Central African Republic Health Minister Pierre Somse
Somse, CAR’S health minister, said Trump’s move was “a regrettable decision that will have harmful effects on the functioning of the WHO and on world health, because the WHO supports many countries in the health sector.”
Chairman, US House of Representatives Foreign Affairs Committee
“With each passing day of this worsening crisis, the president is showing us his political playbook: Blame the WHO, blame China, blame his political opponents, blame his predecessors – do whatever it takes to deflect from the fact that his administration mismanaged this crisis and it‘s now costing thousands of American lives,” Democratic representative Eliot Engel.

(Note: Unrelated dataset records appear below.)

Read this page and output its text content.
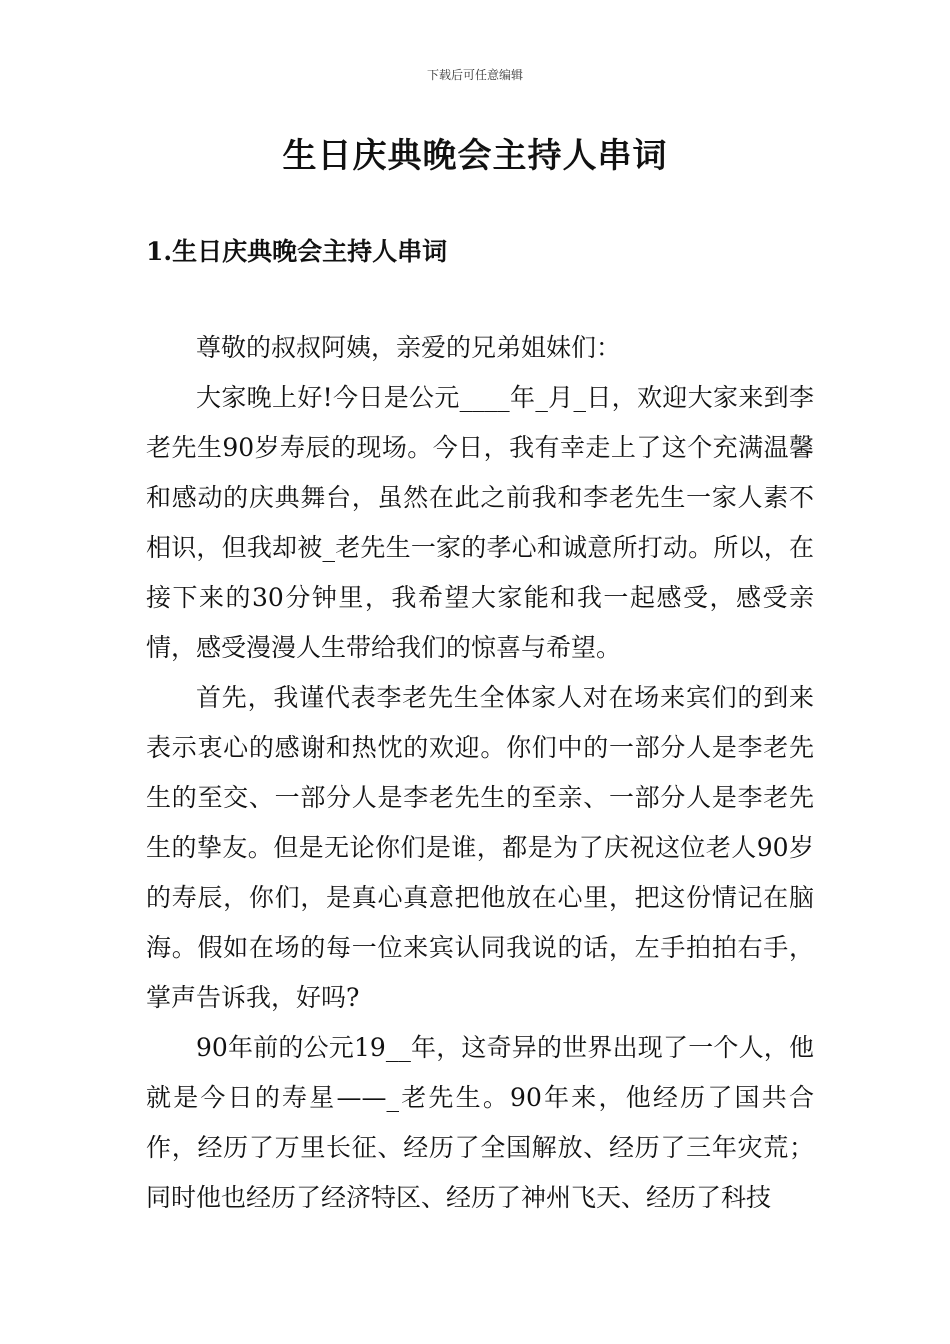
下载后可任意编辑
生日庆典晚会主持人串词
1.生日庆典晚会主持人串词

尊敬的叔叔阿姨，亲爱的兄弟姐妹们：

大家晚上好!今日是公元____年_月_日，欢迎大家来到李老先生90岁寿辰的现场。今日，我有幸走上了这个充满温馨和感动的庆典舞台，虽然在此之前我和李老先生一家人素不相识，但我却被_老先生一家的孝心和诚意所打动。所以，在接下来的30分钟里，我希望大家能和我一起感受，感受亲情，感受漫漫人生带给我们的惊喜与希望。

首先，我谨代表李老先生全体家人对在场来宾们的到来表示衷心的感谢和热忱的欢迎。你们中的一部分人是李老先生的至交、一部分人是李老先生的至亲、一部分人是李老先生的挚友。但是无论你们是谁，都是为了庆祝这位老人90岁的寿辰，你们，是真心真意把他放在心里，把这份情记在脑海。假如在场的每一位来宾认同我说的话，左手拍拍右手，掌声告诉我，好吗?

90年前的公元19__年，这奇异的世界出现了一个人，他就是今日的寿星——_老先生。90年来，他经历了国共合作，经历了万里长征、经历了全国解放、经历了三年灾荒；同时他也经历了经济特区、经历了神州飞天、经历了科技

New Zealand Prime Minister Jacinda Ardern
“At a time like this when we need to be sharing information and we need to have advice we can rely on, the WHO has provided that. We will continue to support it and continue to make our contributions,” Ardern said.
Russian Deputy Foreign Minister Sergei Ryabkov
“We see yesterday’s announcement by Washington on freezing funding of the WHO as most concerning. It is a sign of the very selfish approach of the US authorities to what is happening in the world due to the pandemic,” deputy foreign minister Ryabkov told state news agency TASS.
Australian Prime Minister Scott Morrison
Morrison said he sympathised with Trump’s criticisms of the WHO, especially its support of reopening China’s “wet markets” where freshly slaughtered animals are sold and where the outbreak first appeared in the city of Wuhan late last year.
“But that said, the WHO also as an organisation does a lot of important work including here in our region in the Pacific and we work closely with them,” Morrison said.
“We are not going to throw the baby out with the bathwater here, but they are also not immune from criticism and immune from doing things better.”